Review: Sámi Blood
by Vittoria Scarpa
- VENICE 2016: The first film by Sweden's Amanda Kernell tells the vibrant tale of a young Lapp girl who dreams of a different life and distances herself from her community with great anguish
It was in traditional clothes that the cast of Sámi Blood [+see also:
interview: Amanda Kernell
interview: Lars Lindstrom
film profile] turned up on the Lido yesterday to present the film in the Venice Days section of Venice, in its world premiere. A touch of colour that accompanied the heartfelt and strongly applauded first work by Swedish director Amanda Kernell, the story of a young girl who, at the age of 14, no longer identifies with her family and dreams of a different life, abandoning her community (and her identity) with courage and anguish.
We’re in the land of the Sami people, more commonly known as the Lapps, in the northernmost region of Sweden. An elderly lady by the name of Christina (Maj Doris Rimpi) returns to her homeland for the funeral of her sister. It’s not an emotional affair, however. Pleasantries are rushed and Christina is ill-at-ease, impatient to leave as soon as possible to go home. But her home was once there, on those plateaus, with her family, which raised reindeer and sang yoik, the traditional Lapp song. We are told all this in a long flashback which catapults us into the 1930s, when Christina was 14 years-old and called Elle Marja (played by fresh-faced Lene Cecilia Sparrok). Elle Marja and her sister Njenna (Mia Erika Sparrok, Lene’s actual sister) are sent away to a boarding school exclusively for Lapps, where they learn the Swedish language and culture. Whilst Njenna finds it hard to fit in, Elle Marja soon goes to the top of the class: her dream is to become a Swede, move to the city, to Uppsala, and to become a teacher.

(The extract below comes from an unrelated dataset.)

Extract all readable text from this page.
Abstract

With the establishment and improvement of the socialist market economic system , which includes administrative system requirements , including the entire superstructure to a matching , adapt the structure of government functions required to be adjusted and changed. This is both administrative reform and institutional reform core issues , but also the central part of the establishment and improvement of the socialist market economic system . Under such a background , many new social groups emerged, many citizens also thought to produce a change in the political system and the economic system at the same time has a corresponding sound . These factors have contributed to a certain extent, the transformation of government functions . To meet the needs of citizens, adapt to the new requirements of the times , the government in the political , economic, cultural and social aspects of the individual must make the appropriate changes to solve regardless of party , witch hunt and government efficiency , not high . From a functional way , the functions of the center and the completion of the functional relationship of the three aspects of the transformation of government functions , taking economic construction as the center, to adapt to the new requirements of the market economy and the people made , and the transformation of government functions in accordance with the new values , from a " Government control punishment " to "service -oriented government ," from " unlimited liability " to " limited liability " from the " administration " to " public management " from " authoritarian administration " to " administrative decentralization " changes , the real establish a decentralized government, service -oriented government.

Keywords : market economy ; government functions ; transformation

The journey of this young woman, however, is fraught with obstacles: the racist attitudes of tall blonde Swedes towards this young girl who is seen as a savage, the way she is ostracised by her teacher (Hanna Alstrom) who, despite recognising the girl’s skill, denies Elle Marja any help in pursuing her studies (because Lapps have smaller brains, she says), and last but not least, the resistance she meets from her proud mother (Katarina Blind), who doesn’t accept her daughter’s emancipation. But Elle Marja pushes forward, demonstrating exceptional determination even though she still looks like a child, small in stature but with fire in her eyes, played beautifully by this debut actress who gives the character just the right dose of maturity, passion and strength, without ever once putting an expression wrong. An intense and blunt coming-of-age story which reveals a relatively unknown page in the history of Swedish colonialism, built on discrimination and the validation of race (the scene in which the protagonist has parts of her body measured is one of the most disturbing of the film), and questions family ties, showing how being tied to your roots is not always a given.
Sámi Blood is a co-production between Sweden, Denmark and Norway, involving Nordisk Film Production Sverige, Bautafilm, Digipilot, Nordisk Film Production A/S and Sveriges Television. International sales of the film, which will be screened in the Discovery section of Toronto after Venice, are being handled by Danish company LevelK.